CC BY
50УДК 633.81:58.085
ВЛИЯНИЕ НЕКОТОРЫХ ФАКТОРОВ НА КАЛЛУСОГЕНЕЗ ARTEMISIA DRACUNCULUS В КУЛЬТУРЕ IN VITRO
Инюткина А Г., Егорова Н. А
Институт эфиромасличных и лекарственных растений, Симферополь, artemisiadr@gmail.com
Исследованы некоторые закономерности каллусогенеза Artemisia dracunculus L. in vitro. Подобран состав питательной среды для длительного культивирования каллуса листового и стеблевого происхождения. Показано влияние состава питательной среды, генотипа и типа экспланта на прирост массы каллусной ткани.
Ключевые слова: Artemisia dracunculus, культура in vitro, каллусогенез.
ВВЕДЕНИЕ
В последнее время большую популярность приобретают лекарственные препараты и пищевые добавки, полученные на основе растительного сырья. В развитых странах общее количество лекарственных средств, полученных из натурального сырья, составляет более 50%, а в Японии - до 90%. Однако использование природных ресурсов не безгранично, к тому же большинство лекарственных растений обладает низкой регенерационной способностью. В решении данной проблемы с успехом могут быть применены биотехнологические методы. Ряд клеточных технологий дает возможность расширить генетическое разнообразие и получить в культуре in vitro ценные генотипы, являющиеся ценным исходным материалом для селекции, и таким образом ускорить традиционный селекционный процесс [1]. Наиболее перспективными в этом плане являются такие направления, как получение сомаклональных вариантов, клеточная селекция, мутагенез in vitro [2]. Культура in vitro также может быть использована для производства ценных биологически активных веществ, а иногда и новых соединений, не содержащихся в целом растении, получение которых иными средствами затруднено [3]. Для разработки всех этих технологий одним из важных этапов является подбор оптимальных факторов (генотип, тип экспланта, состав питательной среды, условия культивирования in vitro) для получения и культивирования каллусных тканей, которые бы обеспечивали прирост массы каллуса на достаточно высоком уровне.

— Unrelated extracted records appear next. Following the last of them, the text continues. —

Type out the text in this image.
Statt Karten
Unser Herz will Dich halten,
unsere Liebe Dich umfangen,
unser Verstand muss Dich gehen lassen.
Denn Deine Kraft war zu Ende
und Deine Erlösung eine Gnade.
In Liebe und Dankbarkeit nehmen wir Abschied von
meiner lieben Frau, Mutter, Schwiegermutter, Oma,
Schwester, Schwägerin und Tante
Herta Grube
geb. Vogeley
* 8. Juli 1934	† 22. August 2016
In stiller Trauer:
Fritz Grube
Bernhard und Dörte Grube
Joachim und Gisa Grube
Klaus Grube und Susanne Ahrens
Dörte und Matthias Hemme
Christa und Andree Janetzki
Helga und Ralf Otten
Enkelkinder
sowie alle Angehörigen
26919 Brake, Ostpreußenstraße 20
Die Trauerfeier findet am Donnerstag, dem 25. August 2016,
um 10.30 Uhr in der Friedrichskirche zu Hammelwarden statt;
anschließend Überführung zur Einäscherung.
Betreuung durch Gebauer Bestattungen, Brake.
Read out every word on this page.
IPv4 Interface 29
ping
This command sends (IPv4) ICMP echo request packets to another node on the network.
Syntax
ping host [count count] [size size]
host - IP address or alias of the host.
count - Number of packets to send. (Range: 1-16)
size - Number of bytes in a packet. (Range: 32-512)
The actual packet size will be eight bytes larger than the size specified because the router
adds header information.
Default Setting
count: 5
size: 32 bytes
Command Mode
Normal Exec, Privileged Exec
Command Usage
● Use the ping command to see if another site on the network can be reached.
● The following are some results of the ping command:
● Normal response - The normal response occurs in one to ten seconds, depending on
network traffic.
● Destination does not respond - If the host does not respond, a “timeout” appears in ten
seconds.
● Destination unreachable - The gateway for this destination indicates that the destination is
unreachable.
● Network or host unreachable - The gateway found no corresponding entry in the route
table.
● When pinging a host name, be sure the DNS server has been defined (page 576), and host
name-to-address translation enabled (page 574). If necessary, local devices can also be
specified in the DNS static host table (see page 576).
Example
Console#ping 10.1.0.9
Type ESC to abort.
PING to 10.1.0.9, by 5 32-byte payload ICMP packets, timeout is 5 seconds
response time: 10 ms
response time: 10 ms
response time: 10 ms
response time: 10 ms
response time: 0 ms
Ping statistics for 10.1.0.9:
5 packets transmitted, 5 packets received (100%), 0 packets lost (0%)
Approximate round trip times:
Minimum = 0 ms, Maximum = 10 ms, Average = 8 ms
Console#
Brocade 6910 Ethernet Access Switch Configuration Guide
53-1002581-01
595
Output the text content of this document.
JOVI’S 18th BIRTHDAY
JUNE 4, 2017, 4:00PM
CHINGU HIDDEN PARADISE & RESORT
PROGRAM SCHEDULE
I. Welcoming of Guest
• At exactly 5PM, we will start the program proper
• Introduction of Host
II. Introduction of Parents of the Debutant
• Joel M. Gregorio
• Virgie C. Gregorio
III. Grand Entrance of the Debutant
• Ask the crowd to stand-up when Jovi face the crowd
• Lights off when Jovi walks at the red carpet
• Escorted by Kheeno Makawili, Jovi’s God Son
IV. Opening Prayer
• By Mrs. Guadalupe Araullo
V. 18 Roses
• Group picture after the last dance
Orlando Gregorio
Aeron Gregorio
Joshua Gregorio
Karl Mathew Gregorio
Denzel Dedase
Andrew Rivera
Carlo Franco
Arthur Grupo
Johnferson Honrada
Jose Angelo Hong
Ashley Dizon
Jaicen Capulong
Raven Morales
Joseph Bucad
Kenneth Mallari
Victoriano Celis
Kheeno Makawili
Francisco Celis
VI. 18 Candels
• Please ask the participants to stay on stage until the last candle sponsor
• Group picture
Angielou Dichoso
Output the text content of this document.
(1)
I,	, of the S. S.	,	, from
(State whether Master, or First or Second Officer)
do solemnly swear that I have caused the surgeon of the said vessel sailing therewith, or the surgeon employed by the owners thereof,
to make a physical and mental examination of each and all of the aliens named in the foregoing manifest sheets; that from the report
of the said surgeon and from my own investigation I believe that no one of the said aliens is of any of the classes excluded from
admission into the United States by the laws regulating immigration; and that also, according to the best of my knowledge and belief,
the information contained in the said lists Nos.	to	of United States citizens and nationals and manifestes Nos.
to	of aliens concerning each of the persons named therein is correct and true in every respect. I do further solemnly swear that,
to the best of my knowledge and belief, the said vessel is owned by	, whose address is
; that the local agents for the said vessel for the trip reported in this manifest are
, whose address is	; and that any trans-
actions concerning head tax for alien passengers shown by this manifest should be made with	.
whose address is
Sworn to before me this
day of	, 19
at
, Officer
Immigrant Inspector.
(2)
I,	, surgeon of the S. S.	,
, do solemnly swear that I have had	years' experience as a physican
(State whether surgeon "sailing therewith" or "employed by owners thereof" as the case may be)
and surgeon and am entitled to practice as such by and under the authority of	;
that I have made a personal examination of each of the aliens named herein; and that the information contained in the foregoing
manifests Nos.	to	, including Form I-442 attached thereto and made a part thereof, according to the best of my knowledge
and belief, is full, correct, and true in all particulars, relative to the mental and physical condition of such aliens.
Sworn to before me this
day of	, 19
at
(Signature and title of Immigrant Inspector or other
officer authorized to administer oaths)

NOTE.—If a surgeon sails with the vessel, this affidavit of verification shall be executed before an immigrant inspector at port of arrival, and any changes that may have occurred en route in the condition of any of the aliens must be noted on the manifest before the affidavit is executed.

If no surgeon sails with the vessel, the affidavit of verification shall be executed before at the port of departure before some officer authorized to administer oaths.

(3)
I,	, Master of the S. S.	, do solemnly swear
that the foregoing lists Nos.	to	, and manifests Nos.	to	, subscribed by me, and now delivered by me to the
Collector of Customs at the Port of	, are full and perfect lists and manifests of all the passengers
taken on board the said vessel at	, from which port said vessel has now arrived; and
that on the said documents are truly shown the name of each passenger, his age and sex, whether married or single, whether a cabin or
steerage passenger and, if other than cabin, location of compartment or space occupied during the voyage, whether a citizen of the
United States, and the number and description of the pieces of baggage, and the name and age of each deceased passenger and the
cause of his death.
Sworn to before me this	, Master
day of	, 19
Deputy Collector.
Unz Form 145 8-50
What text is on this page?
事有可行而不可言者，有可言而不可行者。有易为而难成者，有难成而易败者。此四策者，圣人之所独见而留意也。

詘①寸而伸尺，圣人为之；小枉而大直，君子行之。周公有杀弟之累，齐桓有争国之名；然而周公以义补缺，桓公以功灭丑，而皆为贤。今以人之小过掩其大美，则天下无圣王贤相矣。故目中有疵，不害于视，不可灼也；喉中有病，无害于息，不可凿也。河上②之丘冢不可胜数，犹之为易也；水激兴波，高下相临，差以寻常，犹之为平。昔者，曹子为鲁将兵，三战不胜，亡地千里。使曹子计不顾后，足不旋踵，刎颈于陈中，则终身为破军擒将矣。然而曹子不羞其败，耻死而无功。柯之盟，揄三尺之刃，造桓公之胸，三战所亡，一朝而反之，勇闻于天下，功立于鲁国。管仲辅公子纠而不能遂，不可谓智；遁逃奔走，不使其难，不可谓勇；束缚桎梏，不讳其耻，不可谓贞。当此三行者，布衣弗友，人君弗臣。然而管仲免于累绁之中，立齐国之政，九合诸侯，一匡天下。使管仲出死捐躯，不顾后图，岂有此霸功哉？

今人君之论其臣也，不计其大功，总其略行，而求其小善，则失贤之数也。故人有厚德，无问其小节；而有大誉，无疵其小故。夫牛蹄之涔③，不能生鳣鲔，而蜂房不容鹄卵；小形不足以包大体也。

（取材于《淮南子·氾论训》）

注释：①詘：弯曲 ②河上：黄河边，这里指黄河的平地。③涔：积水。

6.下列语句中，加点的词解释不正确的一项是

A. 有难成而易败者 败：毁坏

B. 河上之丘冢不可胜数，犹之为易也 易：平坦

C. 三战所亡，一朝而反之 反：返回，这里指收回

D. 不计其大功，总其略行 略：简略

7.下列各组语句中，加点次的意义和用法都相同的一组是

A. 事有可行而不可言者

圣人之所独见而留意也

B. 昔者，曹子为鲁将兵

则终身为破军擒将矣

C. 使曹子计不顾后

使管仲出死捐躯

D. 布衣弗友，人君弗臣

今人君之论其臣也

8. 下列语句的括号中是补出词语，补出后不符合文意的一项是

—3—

Полынь эстрагон (Artemisia dracunculus L.) является перспективным лекарственным и эфиромасличным растением. В его надземной части содержится эфирное масло, каротин и большое количество витамина С [4]. Кроме фитонцидных свойств, присущих эфирному маслу полыни эстрагон, установлено также его фунгицидное действие [5]. Экстракты, полученные из этого растения, обладают противовоспалительными и ранозаживляющими свойствами [6].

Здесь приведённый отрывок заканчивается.